# Cap for your Building Roof.



## Lawrence Wallace (Jan 2, 2008)

One thing that always bothered me when making a roof has been the top where the sides meet.

I now use a piece of panel trim used where two panels meet.

I cut off the bottom section and use it as shown below.
I have tried it with all types of building materials and have been satisfied with the results.

Easy to use and takes most types of glue well.


----------



## K27_463 (Jan 2, 2008)

Would it work to leave the bottom piece in place and snug the roof between bottom and top portions of the trim piece? That way the roof panel would have support along the top ridge and possible avoid sagging. You may need to bend the bottom flange of the trim to accommodate the roof angle. 
Jonathan/EMw


----------



## Lawrence Wallace (Jan 2, 2008)

Jonathan, 

I use a piece of this uncut trim of as a support to lay my roof panels on. 

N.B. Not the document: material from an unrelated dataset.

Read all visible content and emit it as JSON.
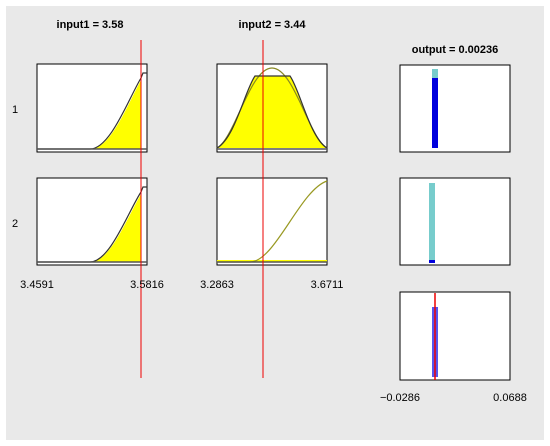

I tried your suggestion before and found I had hard time getting the angle adjusted just right. 

By adding a full section of the trim cut square and glued between the ends of the building walls it supported the roof and kept the wall sections true. 

I should look up a picture of what I described above and add it to the post and on my web page. 

 [url]http://users.stratuswave.net/~wd8jik/plasticadv/plasticadv.htm [/url]


----------



## Richard Smith (Jan 2, 2008)

Yogi, 

That's a great idea. I'll try that.


----------